K. Kılıçdaroğlu, "rüşvet" ve "büyükelçi" tayini meselesini sık hatırlatır. Muhalefetin her tenkidine cevap veriliyor ama "Rüşvet aldıkları" belgelendiği söylenen iki büyükelçi ve bu İngiliz tefecilere borçlanma mevzusuna hiçbir surette cevap verilmiyor. Sükût ikrardan gelir mi desek!...

"Sözde Cumhurbaşkanı" sözü K. Kılıçdaroğlu'nun ağzından çıkar çıkmaz, Saray yârânı hemen ses yükseltti. "Sen nasıl bizim 'seçilmiş' cumhurbaşkanımıza 'sahte' der gibi 'sözde' dersin!" saldırısı peş peşe geldi. Reis ne diyecek diye herkes gibi ben de merakla bekledim. Altta kalmamalıydı, daha ağır bir sıfat kullanmalıydı.

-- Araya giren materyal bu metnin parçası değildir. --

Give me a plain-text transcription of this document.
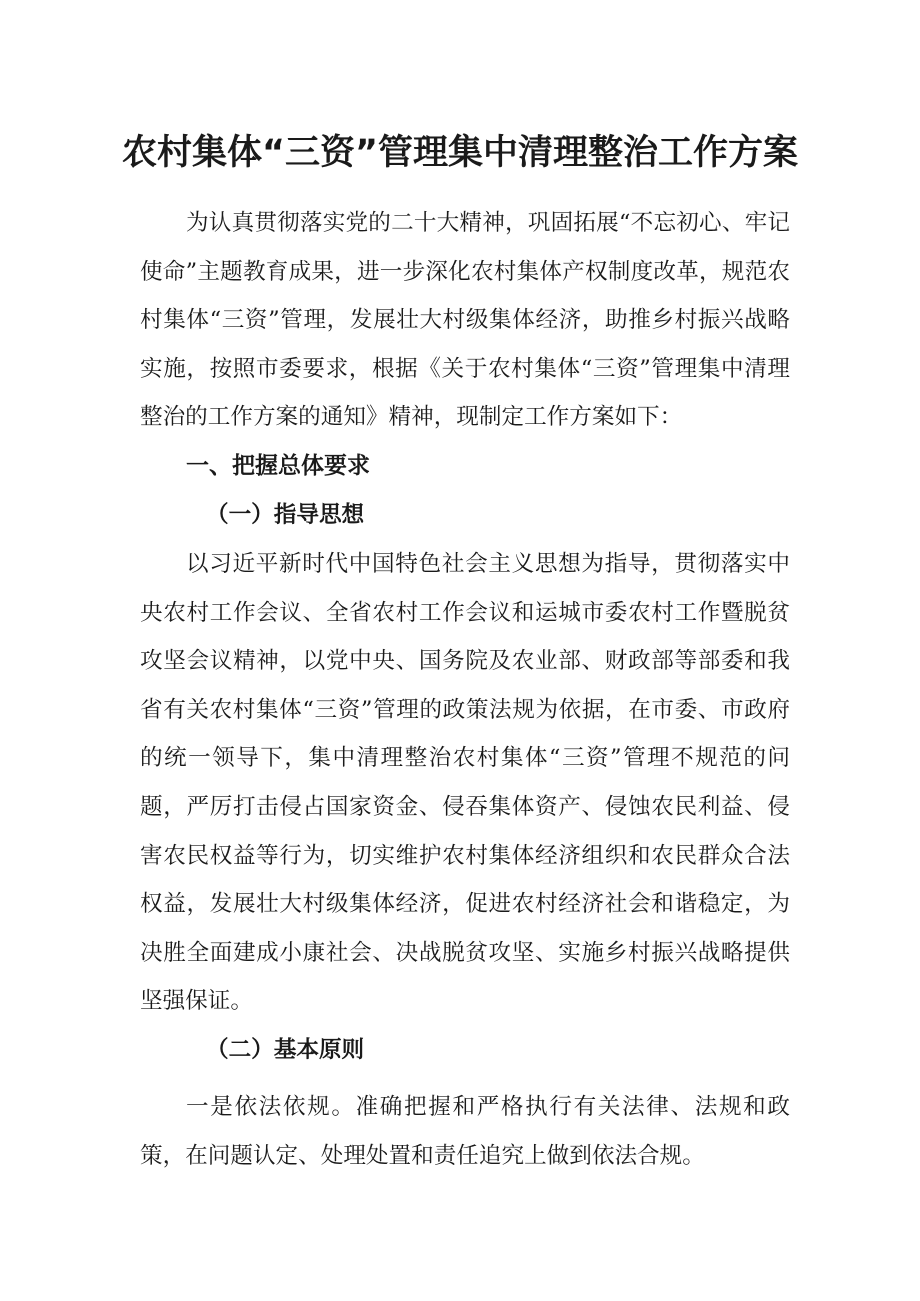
农村集体“三资”管理集中清理整治工作方案

为认真贯彻落实党的二十大精神，巩固拓展“不忘初心、牢记使命”主题教育成果，进一步深化农村集体产权制度改革，规范农村集体“三资”管理，发展壮大村级集体经济，助推乡村振兴战略实施，按照市委要求，根据《关于农村集体“三资”管理集中清理整治的工作方案的通知》精神，现制定工作方案如下：

一、把握总体要求
（一）指导思想

以习近平新时代中国特色社会主义思想为指导，贯彻落实中央农村工作会议、全省农村工作会议和运城市委农村工作暨脱贫攻坚会议精神，以党中央、国务院及农业部、财政部等部委和我省有关农村集体“三资”管理的政策法规为依据，在市委、市政府的统一领导下，集中清理整治农村集体“三资”管理不规范的问题，严厉打击侵占国家资金、侵吞集体资产、侵蚀农民利益、侵害农民权益等行为，切实维护农村集体经济组织和农民群众合法权益，发展壮大村级集体经济，促进农村经济社会和谐稳定，为决胜全面建成小康社会、决战脱贫攻坚、实施乡村振兴战略提供坚强保证。

（二）基本原则

一是依法依规。准确把握和严格执行有关法律、法规和政策，在问题认定、处理处置和责任追究上做到依法合规。
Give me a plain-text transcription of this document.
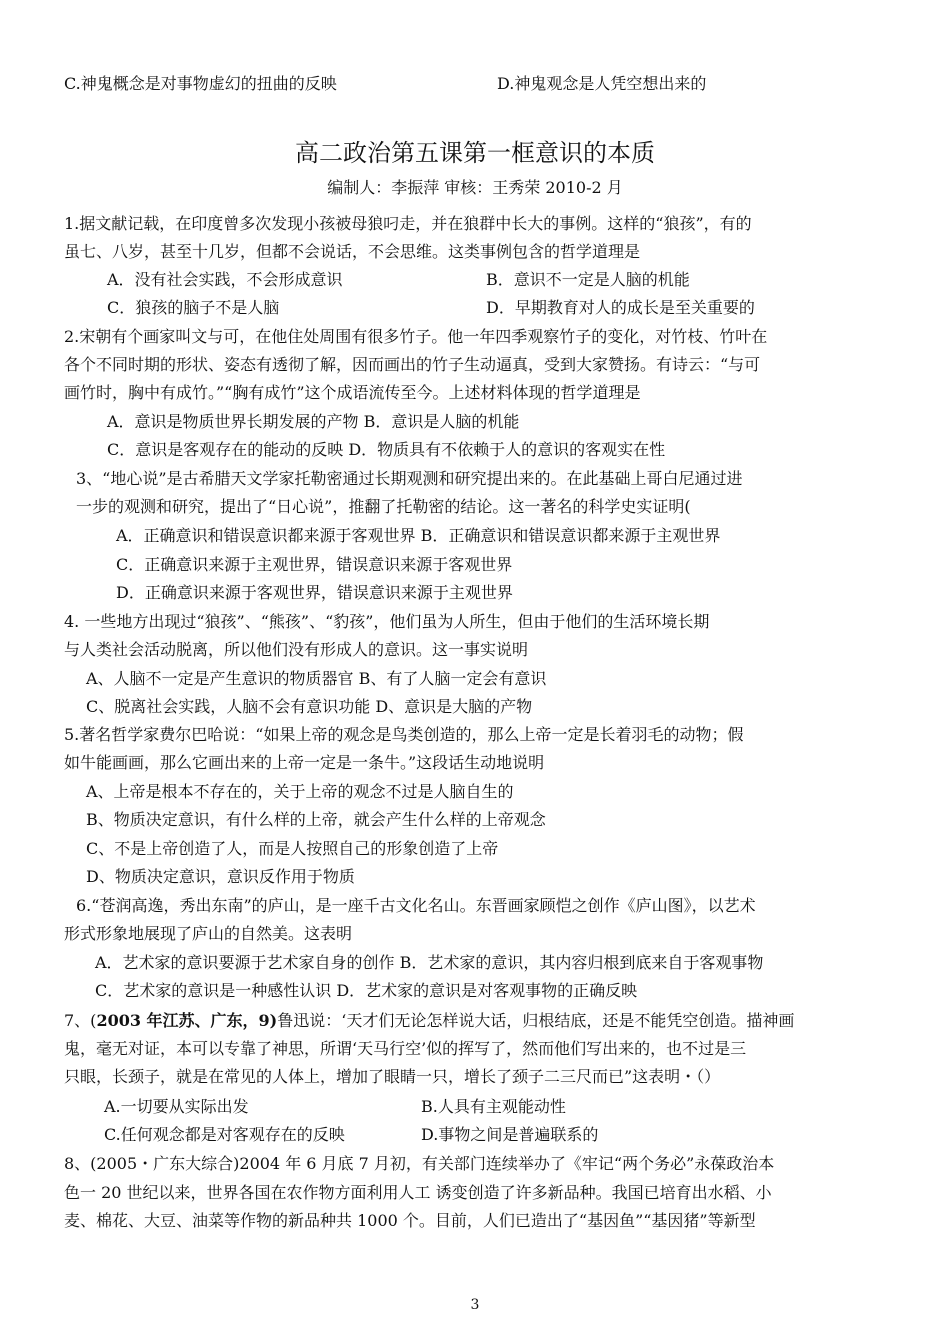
C.神鬼概念是对事物虚幻的扭曲的反映	D.神鬼观念是人凭空想出来的
高二政治第五课第一框意识的本质
编制人：李振萍 审核：王秀荣 2010-2 月
1.据文献记载，在印度曾多次发现小孩被母狼叼走，并在狼群中长大的事例。这样的“狼孩”，有的
虽七、八岁，甚至十几岁，但都不会说话，不会思维。这类事例包含的哲学道理是
A．没有社会实践，不会形成意识	B．意识不一定是人脑的机能
C．狼孩的脑子不是人脑	D．早期教育对人的成长是至关重要的
2.宋朝有个画家叫文与可，在他住处周围有很多竹子。他一年四季观察竹子的变化，对竹枝、竹叶在
各个不同时期的形状、姿态有透彻了解，因而画出的竹子生动逼真，受到大家赞扬。有诗云：“与可
画竹时，胸中有成竹。”“胸有成竹”这个成语流传至今。上述材料体现的哲学道理是
A．意识是物质世界长期发展的产物 B．意识是人脑的机能
C．意识是客观存在的能动的反映 D．物质具有不依赖于人的意识的客观实在性
3、“地心说”是古希腊天文学家托勒密通过长期观测和研究提出来的。在此基础上哥白尼通过进
一步的观测和研究，提出了“日心说”，推翻了托勒密的结论。这一著名的科学史实证明(
A．正确意识和错误意识都来源于客观世界 B．正确意识和错误意识都来源于主观世界
C．正确意识来源于主观世界，错误意识来源于客观世界
D．正确意识来源于客观世界，错误意识来源于主观世界
4. 一些地方出现过“狼孩”、“熊孩”、“豹孩”，他们虽为人所生，但由于他们的生活环境长期
与人类社会活动脱离，所以他们没有形成人的意识。这一事实说明
A、人脑不一定是产生意识的物质器官 B、有了人脑一定会有意识
C、脱离社会实践，人脑不会有意识功能 D、意识是大脑的产物
5.著名哲学家费尔巴哈说：“如果上帝的观念是鸟类创造的，那么上帝一定是长着羽毛的动物；假
如牛能画画，那么它画出来的上帝一定是一条牛。”这段话生动地说明
A、上帝是根本不存在的，关于上帝的观念不过是人脑自生的
B、物质决定意识，有什么样的上帝，就会产生什么样的上帝观念
C、不是上帝创造了人，而是人按照自己的形象创造了上帝
D、物质决定意识，意识反作用于物质
6.“苍润高逸，秀出东南”的庐山，是一座千古文化名山。东晋画家顾恺之创作《庐山图》，以艺术
形式形象地展现了庐山的自然美。这表明
A．艺术家的意识要源于艺术家自身的创作 B．艺术家的意识，其内容归根到底来自于客观事物
C．艺术家的意识是一种感性认识 D．艺术家的意识是对客观事物的正确反映
7、(2003 年江苏、广东，9)鲁迅说：‘天才们无论怎样说大话，归根结底，还是不能凭空创造。描神画
鬼，毫无对证，本可以专靠了神思，所谓‘天马行空’似的挥写了，然而他们写出来的，也不过是三
只眼，长颈子，就是在常见的人体上，增加了眼睛一只，增长了颈子二三尺而已”这表明・（）
A.一切要从实际出发	B.人具有主观能动性
C.任何观念都是对客观存在的反映	D.事物之间是普遍联系的
8、(2005・广东大综合)2004 年 6 月底 7 月初，有关部门连续举办了《牢记“两个务必”永葆政治本
色一 20 世纪以来，世界各国在农作物方面利用人工 诱变创造了许多新品种。我国已培育出水稻、小
麦、棉花、大豆、油菜等作物的新品种共 1000 个。目前，人们已造出了“基因鱼”“基因猪”等新型
3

Reis'in cevabına geleceğim.

Geçmişte, Cavit Çağlar, yakında kaybettiğimiz Mesut Yılmaz'a "yav..k" demiş ve mahkemelik olmuşlardı. C. Çağlar'a para cezası verilmiş, bu ceza C. Çağlar'a sorulunca, "Parayla değil mi? Yine derim!" sözünü etmişti.

24 Şubat 2016'da TBM'de bir tartışmada da kullanıldı bu kelime. Ak Parti milletvekili, CHP grup Başkanvekili için "yav..k" dedi. Bir başka CHP milletvekili, Ak Partili'ye "pez....ek" diyerek karşılık verdi.

Kavgacılar üstte çıkmak için daha daha ağır sözlerle birbirlerine saldırırlar.

Ben de Kasımpaşalı Reis'ten "sözde"yi bastıracak sözler bekledim. O, K. Kılıçdaroğlu'nün "sözde"sini katmerledi önce. "Sözde Genel Başkan" dedikten sonra, dört kere daha "sözde" kelimesini kullandı. Sonraki sözü ise "çukur"du. "Bu çukur zihniyet" dedi.

"Çukur"u, Necip Fazıl, N. Hikmet Ran için kullanmış "Sana alçak bile diyemem, zira alçağın da bir irtifaı var. Sen olsan olsan çukursun, çukur!" demişti.

N. Fazıl'ı en iyi bilecek olan Saray yârânıdır. Başdanışmanlar, "çukur"u konuşma metnine özellikle yerleştirmişler; "Sizin zihniyetiniz 'alçak'ın da ötesinde." demek istemişlerdir.

"Sözde" savaşları "çukur"da bitmeyeceğe benzer.